Blade of the Iron Throne

Blade of the Iron Thone is a Kickstarted successor to the Riddle of Steel. I haven't played either Riddle of Steel or Blade of the Iron Throne and I'm not sure I ever will. Primarily I was interested in Blade to have access to its mechanics as I never picked up Riddle of Steel.

The basis of the system is a dice pool builder of d12s that are aiming for a target number of 7 to be considered a success. The systems mainly aim to manipulate either the number of successes required to complete a task and the number of dice that are added to the pool.

The basic concept is pretty sound, this after all is basic the World of Darkness system with a dice that is easier to roll.

Unsurprisingly there is a substantial focus on combat and simulating small melee battles, there are even different hit location charts for different kinds of attacks. Interestingly there is more abstraction than I was expecting and more emphasis on a fictional conceit of looking at discrete units of interesting action. It isn't as dry as I was expecting, although armour does model three types of damage so there is certainly a level of detail which the system revels in.

Magic also gets a bunch of specific systems with an idea that magic-using is corrupting and sorcerers need to manage risks as well as rewards. I was also surprised here as you don't get the normal endless, droning list of spells with their specific triggers and effects.

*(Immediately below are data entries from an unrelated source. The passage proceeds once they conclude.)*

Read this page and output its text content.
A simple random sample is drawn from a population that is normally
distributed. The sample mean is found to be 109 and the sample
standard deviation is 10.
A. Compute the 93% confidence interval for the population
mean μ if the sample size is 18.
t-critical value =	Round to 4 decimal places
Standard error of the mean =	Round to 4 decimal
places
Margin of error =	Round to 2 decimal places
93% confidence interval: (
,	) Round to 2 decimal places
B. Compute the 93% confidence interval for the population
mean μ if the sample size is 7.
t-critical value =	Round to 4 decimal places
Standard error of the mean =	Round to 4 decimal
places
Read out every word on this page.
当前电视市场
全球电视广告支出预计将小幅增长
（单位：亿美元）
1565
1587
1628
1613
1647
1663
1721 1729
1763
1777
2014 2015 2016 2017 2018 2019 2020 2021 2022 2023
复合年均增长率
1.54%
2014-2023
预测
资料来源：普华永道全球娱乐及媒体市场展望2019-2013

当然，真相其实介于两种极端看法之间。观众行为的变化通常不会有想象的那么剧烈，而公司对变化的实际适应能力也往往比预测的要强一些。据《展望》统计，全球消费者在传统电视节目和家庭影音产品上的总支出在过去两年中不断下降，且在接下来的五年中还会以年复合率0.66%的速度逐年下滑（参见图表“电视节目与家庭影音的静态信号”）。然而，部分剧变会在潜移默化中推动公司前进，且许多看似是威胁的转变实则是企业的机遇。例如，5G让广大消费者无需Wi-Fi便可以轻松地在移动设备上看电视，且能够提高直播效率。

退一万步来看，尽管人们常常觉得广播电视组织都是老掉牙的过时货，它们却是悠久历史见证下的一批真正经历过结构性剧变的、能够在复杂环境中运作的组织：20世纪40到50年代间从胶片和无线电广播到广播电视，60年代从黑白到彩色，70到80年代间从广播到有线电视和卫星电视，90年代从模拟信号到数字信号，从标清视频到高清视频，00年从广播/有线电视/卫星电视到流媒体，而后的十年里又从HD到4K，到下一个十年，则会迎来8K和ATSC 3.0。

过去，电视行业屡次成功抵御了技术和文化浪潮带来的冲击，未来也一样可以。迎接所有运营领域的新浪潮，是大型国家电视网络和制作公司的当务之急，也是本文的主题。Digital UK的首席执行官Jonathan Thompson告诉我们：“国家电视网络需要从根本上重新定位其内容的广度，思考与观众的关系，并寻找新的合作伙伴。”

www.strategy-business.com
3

Instead you get these broad "mysteries" around themes like cursing and enslavement. This definitely moves things to a more mysterious and flexible form of magic that is both more unpredictable than Vancian conventions and more powerful in terms of where it might take the story. Crunchy but not dull.

There is a default setting in the back of the book but the ethos being invoked here is very much the Conan stories with freebooters encountering sinister and strange things at the fringes of civilisation and bloodily fighting for their lives at the heart of it.

Overall its still hundreds of pages long and I'm not sure I have the motivation or the audience to discover its nuances but it does seem to be occupying a sensible middle-ground between Burning Wheel and Dungeons and Dragons clones.